Job Summary:
SpaceX is a pioneering aerospace manufacturer and space transport services company, and they are seeking a Sr. Kubernetes Engineer to join their Information Technology Linux Infrastructure team. The role involves providing expertise in Kubernetes design, maintenance, scaling, and optimization to support critical business functions.
Responsibilities:
• Build, install, manage, scale and optimize Kubernetes and RKE clusters using Ansible, Terraform and adjacent technologies in production environments.
• Work closely with other SpaceX engineers to gather requirements, research, evaluate, design, plan, deploy, and support software platforms and related technologies running in Kubernetes within a world-class environment that meets the needs of the demanding SpaceX engineering teams. Build highly resilient, high-performance, scalable, and robust systems.
• Exercise a high degree of personal responsibility for the processes, systems, and tools you create and manage; all supporting the goal of making humanity an interplanetary species.
• Make recommendations, justify, and implement improvements using an accepted change control methodology.
• Work within a diverse group to design and deliver creative solutions and resolve problems in a timely and proactive manner by interacting with internal business units.
• Define, document and follow standards and best practices for systems design, testing, and implementation.
• Foster an environment of collaboration and cross-training, upskilling the team in Kubernetes expertise and ensuring peers are developed into capable engineers.
• Drive scripting, self-service and automation to develop solutions to reduce administrative overhead and TOIL.
• Participate in on-call rotation to handle urgent after-hours work when necessary.
Qualifications:
Required:
• Bachelor’s degree in Computer Science or a STEM discipline and 5+ years of systems engineering experience; OR 7+ years of systems engineering experience in lieu of a degree.
• Experience deploying and supporting Linux servers in physical and virtualized environments (e.g. VMware via automation).
• Experience with the Linux shell as well as configuring and extending Linux instances (e.g. kernel modules, cgroups, pki, iptables, interfaces).
• Experience supporting and scaling containerized applications in Linux environments.
• Experience using automation frameworks (e.g. Ansible, Terraform) to manage provisioning and post-provisioning lifecycles of infrastructure and Kubernetes installations.
• Must be willing to work extended hours and weekends as needed.
• Ability to pass Air Force background check for Cape Canaveral.
• To conform to U.S. Government export regulations, applicant must be a (i) U.S. citizen or national, (ii) U.S. lawful, permanent resident (aka green card holder), (iii) Refugee under 8 U.S.C. § 1157, or (iv) Asylee under 8 U.S.C. § 1158, or be eligible to obtain the required authorizations from the U.S. Department of State.
Preferred:
• Expertise in creating repeatable, reliable, scalable systems architectures, with high availability, fault tolerance, performance tuning, monitoring, and statistics/metrics collection.

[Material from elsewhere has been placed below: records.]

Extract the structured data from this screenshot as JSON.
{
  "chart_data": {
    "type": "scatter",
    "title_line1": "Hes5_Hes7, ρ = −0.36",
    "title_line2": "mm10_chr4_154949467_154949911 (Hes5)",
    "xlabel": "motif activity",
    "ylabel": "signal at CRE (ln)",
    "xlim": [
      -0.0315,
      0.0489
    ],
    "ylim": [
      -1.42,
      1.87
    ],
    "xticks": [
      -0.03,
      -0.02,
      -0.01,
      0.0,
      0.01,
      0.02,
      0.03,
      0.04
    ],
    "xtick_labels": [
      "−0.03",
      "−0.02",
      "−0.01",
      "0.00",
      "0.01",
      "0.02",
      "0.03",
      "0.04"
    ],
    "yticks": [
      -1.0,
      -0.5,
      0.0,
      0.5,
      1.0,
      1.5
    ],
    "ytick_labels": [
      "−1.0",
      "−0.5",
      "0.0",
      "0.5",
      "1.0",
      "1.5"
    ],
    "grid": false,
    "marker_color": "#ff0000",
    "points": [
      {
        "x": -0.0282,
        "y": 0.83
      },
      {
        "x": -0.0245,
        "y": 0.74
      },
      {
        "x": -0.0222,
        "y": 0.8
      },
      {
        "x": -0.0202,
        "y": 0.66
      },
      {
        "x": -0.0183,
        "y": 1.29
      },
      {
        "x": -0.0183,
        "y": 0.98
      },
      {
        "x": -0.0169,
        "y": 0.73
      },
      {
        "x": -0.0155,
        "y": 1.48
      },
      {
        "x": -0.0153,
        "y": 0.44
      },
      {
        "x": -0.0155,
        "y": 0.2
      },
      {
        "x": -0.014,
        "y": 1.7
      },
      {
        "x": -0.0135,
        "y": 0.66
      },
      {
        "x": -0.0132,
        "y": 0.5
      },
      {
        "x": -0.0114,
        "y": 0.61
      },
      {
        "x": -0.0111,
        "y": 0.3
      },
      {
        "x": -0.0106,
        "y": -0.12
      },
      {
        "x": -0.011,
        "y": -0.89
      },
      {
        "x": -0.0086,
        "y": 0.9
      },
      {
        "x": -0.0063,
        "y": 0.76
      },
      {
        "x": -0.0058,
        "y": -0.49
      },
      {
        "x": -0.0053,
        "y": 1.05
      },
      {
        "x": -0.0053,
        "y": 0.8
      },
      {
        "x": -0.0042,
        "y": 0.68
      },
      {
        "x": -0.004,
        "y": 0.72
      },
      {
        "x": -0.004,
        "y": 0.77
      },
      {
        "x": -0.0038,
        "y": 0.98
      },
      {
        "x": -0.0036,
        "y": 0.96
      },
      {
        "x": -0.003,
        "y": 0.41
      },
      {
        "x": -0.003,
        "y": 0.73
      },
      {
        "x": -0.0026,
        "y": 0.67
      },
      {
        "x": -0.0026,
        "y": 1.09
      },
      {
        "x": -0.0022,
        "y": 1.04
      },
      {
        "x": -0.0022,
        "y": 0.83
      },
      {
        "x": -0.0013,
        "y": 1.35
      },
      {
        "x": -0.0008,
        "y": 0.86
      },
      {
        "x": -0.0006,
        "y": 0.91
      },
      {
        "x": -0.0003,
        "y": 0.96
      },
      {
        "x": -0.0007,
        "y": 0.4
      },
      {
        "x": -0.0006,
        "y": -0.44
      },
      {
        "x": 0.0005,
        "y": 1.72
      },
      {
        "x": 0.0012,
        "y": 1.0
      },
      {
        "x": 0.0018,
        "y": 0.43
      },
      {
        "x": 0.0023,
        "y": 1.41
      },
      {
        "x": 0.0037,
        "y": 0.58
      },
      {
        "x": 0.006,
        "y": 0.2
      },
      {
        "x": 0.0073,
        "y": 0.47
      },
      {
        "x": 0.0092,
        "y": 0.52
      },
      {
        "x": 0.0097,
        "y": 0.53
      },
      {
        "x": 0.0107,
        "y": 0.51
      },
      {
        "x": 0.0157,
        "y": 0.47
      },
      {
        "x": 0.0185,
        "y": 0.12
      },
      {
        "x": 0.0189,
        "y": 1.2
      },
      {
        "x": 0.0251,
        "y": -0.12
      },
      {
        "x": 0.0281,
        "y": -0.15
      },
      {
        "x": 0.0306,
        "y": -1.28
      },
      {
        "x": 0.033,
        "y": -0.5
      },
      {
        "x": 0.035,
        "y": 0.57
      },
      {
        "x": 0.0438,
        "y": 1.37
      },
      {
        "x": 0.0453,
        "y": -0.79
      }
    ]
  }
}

• Expertise in source code version control tools such as Git and Subversion and collaborating on source code via Pull Requests and other Git-based workflows.
• Strong understanding of Linux Container Runtime.

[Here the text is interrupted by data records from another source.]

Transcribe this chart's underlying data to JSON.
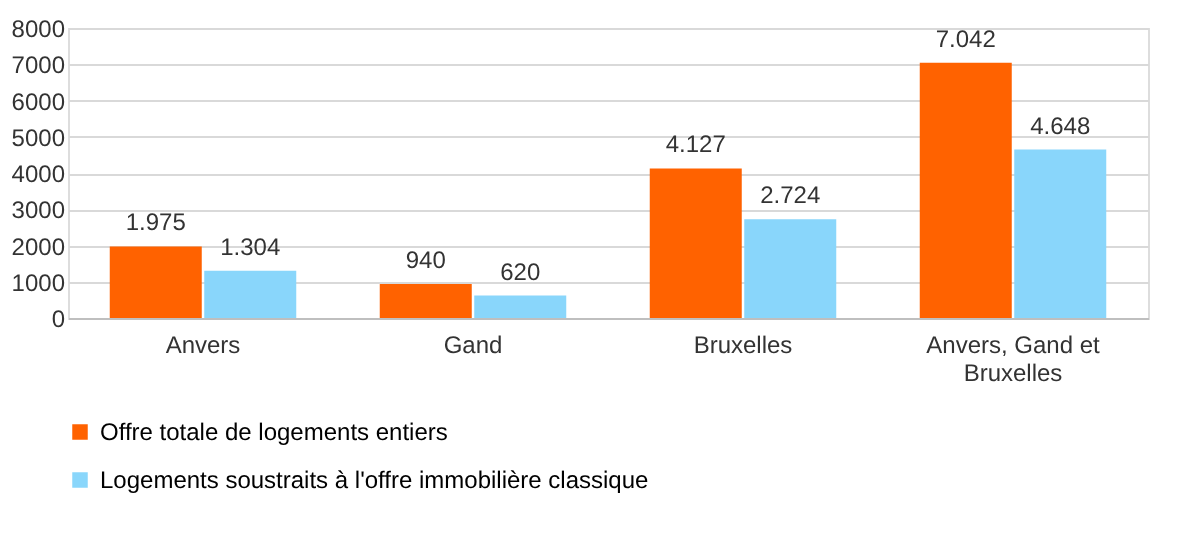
{
  "chart_data": {
    "type": "bar",
    "categories": [
      "Anvers",
      "Gand",
      "Bruxelles",
      "Anvers, Gand et Bruxelles"
    ],
    "series": [
      {
        "name": "Offre totale de logements entiers",
        "color": "#ff6200",
        "values": [
          1975,
          940,
          4127,
          7042
        ],
        "value_labels": [
          "1.975",
          "940",
          "4.127",
          "7.042"
        ]
      },
      {
        "name": "Logements soustraits à l'offre immobilière classique",
        "color": "#89d6fb",
        "values": [
          1304,
          620,
          2724,
          4648
        ],
        "value_labels": [
          "1.304",
          "620",
          "2.724",
          "4.648"
        ]
      }
    ],
    "ylim": [
      0,
      8000
    ],
    "yticks": [
      0,
      1000,
      2000,
      3000,
      4000,
      5000,
      6000,
      7000,
      8000
    ],
    "grid": "y",
    "legend": "bottom"
  }
}
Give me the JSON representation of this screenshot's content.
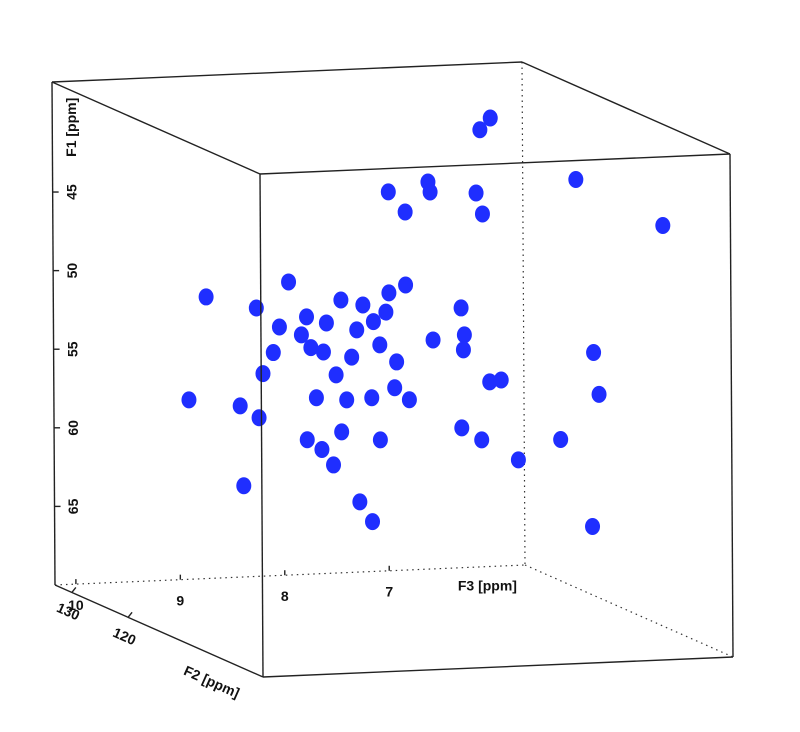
{
  "chart_data": {
    "type": "scatter3d",
    "xlabel": "F3 [ppm]",
    "ylabel": "F1 [ppm]",
    "zlabel": "F2 [ppm]",
    "xlim": [
      10.2,
      5.7
    ],
    "ylim": [
      38,
      70
    ],
    "zlim": [
      133,
      96
    ],
    "xticks": [
      10,
      9,
      8,
      7
    ],
    "yticks": [
      45,
      50,
      55,
      60,
      65
    ],
    "zticks": [
      130,
      120
    ],
    "color": "#1f2eff",
    "x": [
      9.73,
      9.9,
      9.25,
      9.23,
      9.19,
      9.09,
      8.94,
      9.03,
      8.77,
      8.82,
      8.73,
      8.58,
      8.61,
      8.44,
      8.29,
      8.34,
      8.23,
      8.13,
      8.01,
      7.98,
      7.82,
      8.07,
      7.91,
      8.49,
      8.68,
      8.39,
      8.15,
      7.93,
      7.79,
      8.77,
      8.63,
      8.44,
      8.07,
      8.52,
      8.27,
      8.15,
      7.56,
      7.29,
      7.26,
      7.27,
      7.29,
      7.1,
      7.02,
      6.91,
      6.75,
      7.98,
      7.82,
      7.6,
      7.58,
      7.14,
      7.08,
      7.1,
      7.0,
      9.38,
      9.41,
      6.62,
      6.57,
      6.94,
      5.95,
      6.78,
      6.64
    ],
    "y": [
      48.88,
      55.38,
      49.72,
      56.71,
      53.91,
      52.6,
      48.15,
      50.99,
      50.42,
      51.55,
      52.39,
      50.86,
      52.7,
      49.44,
      51.38,
      53.1,
      49.82,
      50.9,
      50.33,
      49.12,
      48.66,
      52.4,
      53.53,
      54.19,
      55.59,
      55.81,
      55.74,
      55.17,
      55.97,
      58.24,
      58.9,
      57.83,
      58.44,
      59.91,
      62.33,
      63.62,
      52.23,
      50.27,
      51.99,
      52.94,
      57.9,
      58.72,
      55.05,
      54.96,
      60.09,
      42.69,
      44.02,
      42.17,
      42.81,
      43.0,
      44.35,
      38.99,
      38.27,
      60.99,
      55.9,
      51.54,
      54.22,
      56.98,
      43.65,
      40.49,
      62.6
    ],
    "z": [
      114.5,
      114.5,
      114.5,
      114.5,
      114.5,
      114.5,
      114.5,
      114.5,
      114.5,
      114.5,
      114.5,
      114.5,
      114.5,
      114.5,
      114.5,
      114.5,
      114.5,
      114.5,
      114.5,
      114.5,
      114.5,
      114.5,
      114.5,
      114.5,
      114.5,
      114.5,
      114.5,
      114.5,
      114.5,
      114.5,
      114.5,
      114.5,
      114.5,
      114.5,
      114.5,
      114.5,
      114.5,
      114.5,
      114.5,
      114.5,
      114.5,
      114.5,
      114.5,
      114.5,
      114.5,
      114.5,
      114.5,
      114.5,
      114.5,
      114.5,
      114.5,
      114.5,
      114.5,
      114.5,
      114.5,
      103.4,
      103.4,
      103.4,
      103.4,
      103.4,
      103.4
    ]
  }
}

• Experience implementing configuration management provisioning and workflow automation solutions via Infrastructure as Code, CI/CD and GitOps (e.g. Ansible, AWX/Tower, Vagrant, Puppet, Redfish, Jenkins, cloud-init, ArgoCD, etc).
• Experience writing test automation to ensure backwards compatibility of feature and change development for automation processes and Kubernetes deployments.

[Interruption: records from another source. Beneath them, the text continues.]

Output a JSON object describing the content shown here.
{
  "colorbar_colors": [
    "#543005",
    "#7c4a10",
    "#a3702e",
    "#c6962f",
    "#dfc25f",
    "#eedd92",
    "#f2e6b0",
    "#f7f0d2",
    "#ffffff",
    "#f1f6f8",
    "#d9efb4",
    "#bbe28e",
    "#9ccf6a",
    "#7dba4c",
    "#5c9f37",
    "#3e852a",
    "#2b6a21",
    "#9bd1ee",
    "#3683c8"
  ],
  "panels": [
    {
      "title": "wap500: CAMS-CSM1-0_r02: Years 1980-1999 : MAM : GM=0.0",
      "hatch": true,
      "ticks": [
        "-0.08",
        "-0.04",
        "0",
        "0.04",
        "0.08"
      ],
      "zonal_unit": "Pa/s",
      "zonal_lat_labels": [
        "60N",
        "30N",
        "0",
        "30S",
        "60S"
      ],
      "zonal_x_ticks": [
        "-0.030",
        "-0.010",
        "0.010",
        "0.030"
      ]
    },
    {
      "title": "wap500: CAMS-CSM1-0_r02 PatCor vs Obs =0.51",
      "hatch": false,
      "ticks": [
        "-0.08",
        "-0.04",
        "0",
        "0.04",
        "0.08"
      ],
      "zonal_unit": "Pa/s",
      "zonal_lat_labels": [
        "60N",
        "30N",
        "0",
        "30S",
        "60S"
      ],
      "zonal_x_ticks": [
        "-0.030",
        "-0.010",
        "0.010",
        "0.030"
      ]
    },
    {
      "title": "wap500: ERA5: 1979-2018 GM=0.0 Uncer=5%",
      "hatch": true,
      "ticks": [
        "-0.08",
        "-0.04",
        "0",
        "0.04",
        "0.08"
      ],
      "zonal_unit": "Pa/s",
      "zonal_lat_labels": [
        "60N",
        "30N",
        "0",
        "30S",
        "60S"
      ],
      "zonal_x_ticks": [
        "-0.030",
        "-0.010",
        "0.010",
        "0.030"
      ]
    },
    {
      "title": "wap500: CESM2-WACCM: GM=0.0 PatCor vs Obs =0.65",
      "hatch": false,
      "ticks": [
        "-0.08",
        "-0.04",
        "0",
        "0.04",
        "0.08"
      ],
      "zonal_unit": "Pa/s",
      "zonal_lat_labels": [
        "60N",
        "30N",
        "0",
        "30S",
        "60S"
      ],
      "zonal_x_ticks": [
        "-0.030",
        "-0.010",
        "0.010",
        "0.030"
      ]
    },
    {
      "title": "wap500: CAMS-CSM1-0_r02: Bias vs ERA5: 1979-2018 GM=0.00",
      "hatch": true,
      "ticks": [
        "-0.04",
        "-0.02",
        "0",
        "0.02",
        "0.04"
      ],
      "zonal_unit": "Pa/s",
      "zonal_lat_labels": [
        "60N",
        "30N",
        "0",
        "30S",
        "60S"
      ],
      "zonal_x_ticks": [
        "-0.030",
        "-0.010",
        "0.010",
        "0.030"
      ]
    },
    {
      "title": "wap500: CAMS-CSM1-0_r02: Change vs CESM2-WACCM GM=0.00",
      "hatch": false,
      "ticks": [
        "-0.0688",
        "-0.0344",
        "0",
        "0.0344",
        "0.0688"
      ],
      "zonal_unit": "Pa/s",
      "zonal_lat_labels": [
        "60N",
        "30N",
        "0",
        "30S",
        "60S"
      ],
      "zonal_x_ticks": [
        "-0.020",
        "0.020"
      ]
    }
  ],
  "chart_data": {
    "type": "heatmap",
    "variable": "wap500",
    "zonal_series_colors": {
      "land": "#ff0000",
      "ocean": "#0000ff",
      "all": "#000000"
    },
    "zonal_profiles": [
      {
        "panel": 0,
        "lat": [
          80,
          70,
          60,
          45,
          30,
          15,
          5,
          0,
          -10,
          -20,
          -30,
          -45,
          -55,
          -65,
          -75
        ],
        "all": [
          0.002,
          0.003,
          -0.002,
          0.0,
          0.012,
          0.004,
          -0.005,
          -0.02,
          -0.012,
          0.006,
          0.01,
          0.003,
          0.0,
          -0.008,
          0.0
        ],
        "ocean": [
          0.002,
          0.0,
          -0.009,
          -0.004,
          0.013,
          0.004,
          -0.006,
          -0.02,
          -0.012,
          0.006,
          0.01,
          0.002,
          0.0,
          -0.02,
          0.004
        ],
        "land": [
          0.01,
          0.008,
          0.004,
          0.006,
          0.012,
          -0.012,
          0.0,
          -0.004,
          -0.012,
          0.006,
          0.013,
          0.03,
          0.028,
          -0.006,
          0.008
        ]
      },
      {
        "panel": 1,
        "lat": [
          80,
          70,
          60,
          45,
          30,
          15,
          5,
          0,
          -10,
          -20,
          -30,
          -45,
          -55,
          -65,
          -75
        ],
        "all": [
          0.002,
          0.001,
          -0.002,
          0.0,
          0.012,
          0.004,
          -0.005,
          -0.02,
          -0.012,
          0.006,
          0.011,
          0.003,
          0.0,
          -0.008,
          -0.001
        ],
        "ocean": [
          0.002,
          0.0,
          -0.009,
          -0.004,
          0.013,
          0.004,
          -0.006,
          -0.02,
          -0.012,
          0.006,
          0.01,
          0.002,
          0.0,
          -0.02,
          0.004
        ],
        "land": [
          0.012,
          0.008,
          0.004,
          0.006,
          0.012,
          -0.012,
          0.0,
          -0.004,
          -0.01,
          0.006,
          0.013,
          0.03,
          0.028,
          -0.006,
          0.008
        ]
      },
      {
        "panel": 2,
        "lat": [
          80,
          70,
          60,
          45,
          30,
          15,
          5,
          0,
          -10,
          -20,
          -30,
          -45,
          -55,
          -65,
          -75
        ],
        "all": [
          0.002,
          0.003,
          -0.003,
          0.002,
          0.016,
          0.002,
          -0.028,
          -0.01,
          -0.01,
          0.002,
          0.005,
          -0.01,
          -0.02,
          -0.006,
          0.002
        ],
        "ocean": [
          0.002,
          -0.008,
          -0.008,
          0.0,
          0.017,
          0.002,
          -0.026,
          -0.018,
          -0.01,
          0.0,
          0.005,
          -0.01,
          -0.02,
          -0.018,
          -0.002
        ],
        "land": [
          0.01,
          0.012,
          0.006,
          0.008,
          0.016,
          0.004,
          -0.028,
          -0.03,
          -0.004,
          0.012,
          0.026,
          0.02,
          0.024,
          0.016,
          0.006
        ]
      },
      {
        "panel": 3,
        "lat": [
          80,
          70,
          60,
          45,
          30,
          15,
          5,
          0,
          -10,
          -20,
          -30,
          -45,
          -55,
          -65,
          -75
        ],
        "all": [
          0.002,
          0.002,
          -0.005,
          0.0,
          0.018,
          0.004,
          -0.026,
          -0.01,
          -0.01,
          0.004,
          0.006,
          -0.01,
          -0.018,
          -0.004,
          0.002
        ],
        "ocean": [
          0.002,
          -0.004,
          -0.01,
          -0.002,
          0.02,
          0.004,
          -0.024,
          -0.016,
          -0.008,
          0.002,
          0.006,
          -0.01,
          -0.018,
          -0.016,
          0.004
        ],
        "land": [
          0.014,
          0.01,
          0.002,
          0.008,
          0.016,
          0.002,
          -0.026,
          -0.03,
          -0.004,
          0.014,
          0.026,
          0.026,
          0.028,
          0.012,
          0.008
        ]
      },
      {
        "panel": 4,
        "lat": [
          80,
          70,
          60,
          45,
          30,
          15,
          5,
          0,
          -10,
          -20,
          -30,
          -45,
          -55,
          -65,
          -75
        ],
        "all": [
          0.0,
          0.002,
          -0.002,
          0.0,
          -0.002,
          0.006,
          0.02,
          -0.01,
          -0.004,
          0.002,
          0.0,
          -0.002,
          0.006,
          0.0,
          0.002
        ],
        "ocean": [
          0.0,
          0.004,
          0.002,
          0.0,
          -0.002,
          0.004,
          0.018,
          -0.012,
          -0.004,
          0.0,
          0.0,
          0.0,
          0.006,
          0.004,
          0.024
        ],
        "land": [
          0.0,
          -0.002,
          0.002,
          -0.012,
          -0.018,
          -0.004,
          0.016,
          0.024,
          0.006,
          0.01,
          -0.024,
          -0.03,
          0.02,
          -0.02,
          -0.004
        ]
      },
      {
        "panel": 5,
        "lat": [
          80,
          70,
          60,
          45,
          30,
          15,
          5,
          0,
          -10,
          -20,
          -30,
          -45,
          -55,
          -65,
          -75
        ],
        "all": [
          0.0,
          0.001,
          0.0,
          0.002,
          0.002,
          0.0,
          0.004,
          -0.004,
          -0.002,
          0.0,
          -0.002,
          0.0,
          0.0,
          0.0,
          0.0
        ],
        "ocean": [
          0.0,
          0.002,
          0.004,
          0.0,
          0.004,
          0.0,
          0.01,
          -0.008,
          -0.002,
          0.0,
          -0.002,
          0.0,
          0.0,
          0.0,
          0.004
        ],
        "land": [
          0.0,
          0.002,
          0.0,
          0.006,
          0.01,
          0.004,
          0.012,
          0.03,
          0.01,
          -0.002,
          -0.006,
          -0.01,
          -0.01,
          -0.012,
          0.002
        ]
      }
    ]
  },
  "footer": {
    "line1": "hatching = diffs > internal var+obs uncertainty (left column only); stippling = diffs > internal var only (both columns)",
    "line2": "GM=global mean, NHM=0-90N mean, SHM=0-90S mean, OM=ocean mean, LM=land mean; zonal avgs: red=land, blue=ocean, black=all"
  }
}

• Experience with programming and scripting languages such as Python and Golang to develop software solutions and integrate with external systems to implement automation against RESTful API services.
• Experience installing, configuring and troubleshooting Kubernetes internals, CNI, CRI and CSI plugins (e.g. Docker, Cri-O, Ceph, Cilium), load balancing (e.g. MetalLB), Service Mesh (e.g. Istio) and software-defined storage (e.g. rook-ceph) in cloud or on-premise environments.
• Experience developing solutions using Kubernetes patterns to extend system functionality and solve custom use cases (e.g. webhooks, controllers, operators, sidecars).
• Experience implementing proactive alert/monitoring workflows and dashboards for Linux systems and Kubernetes deployments using Prometheus, Grafana, InfluxDB or similar technologies.
• Experience with dynamic system configuration templating using Jinja, Jsonnet, YAML and Helm.
Company:
SpaceX develops and operates rockets, satellite networks, and AI infrastructure including launch, connectivity, and cloud services. Founded in 2002, the company is headquartered in Hawthorne, USA, with a team of 1001-5000 employees. The company is currently Late Stage.